Liver or Hepatic Acinus: It is the most preferred structural and functional unit of the liver now days. In cross section, it is a diamond-shaped or elliptical subdivision of liver parenchyma. It comprises parts of two adjacent hepatic lobules; the narrower ends of diamond are formed by two central veins, while the central wider part is formed by two portal triads (vascular core). The hepatic acinus is commonly divided into three zones (table 10.12).
Zone I is formed by the central part of liver acinus, which is present at the junction of adjacent sides, or peripheral parts of two hexagonal hepatic lobules.

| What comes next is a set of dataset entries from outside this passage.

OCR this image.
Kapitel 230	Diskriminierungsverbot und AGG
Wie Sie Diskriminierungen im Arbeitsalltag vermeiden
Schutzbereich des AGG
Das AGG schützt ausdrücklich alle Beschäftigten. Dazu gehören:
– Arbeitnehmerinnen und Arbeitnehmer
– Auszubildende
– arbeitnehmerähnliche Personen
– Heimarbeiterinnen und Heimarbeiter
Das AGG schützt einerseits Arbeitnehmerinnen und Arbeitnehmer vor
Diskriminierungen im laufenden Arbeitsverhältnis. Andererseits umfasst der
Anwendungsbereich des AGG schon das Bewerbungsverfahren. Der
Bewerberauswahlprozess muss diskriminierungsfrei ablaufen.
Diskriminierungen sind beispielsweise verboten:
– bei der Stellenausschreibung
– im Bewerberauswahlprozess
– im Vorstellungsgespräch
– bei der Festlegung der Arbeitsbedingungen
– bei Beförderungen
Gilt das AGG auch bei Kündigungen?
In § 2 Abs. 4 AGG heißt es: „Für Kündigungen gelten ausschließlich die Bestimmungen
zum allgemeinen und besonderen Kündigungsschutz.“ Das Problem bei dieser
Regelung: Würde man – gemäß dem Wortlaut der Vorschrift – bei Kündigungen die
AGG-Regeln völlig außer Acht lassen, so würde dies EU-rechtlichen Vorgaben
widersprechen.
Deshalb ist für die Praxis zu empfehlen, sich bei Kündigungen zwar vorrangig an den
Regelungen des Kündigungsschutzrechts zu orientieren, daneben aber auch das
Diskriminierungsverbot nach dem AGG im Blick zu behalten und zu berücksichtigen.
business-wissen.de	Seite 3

It receives best of the nutritive and oxygenated blood (through hepatic artery and portal vein), so hepatocytes of zone I are more liable to metabolic changes (like storage and depletion of glycogen). Similarly it is more liable to damage by toxins (eclampsia), phosphorous poisoning, chronic hepatitis and primary biliary cirrhosis.
Zone II is intermediate in position and less affected by the conditions producing changes in zones I and ill. However, it undergoes necrosis in yellow fever.
The peripheral zone (zone III) (hepatocytes of a liver acinus present nearer to central veins) receives less oxygenated and nutritive blood, so more liable to damage by hypoxia. It also undergoes necrosis in drug and chemical toxicity and right-sided cardiac failure.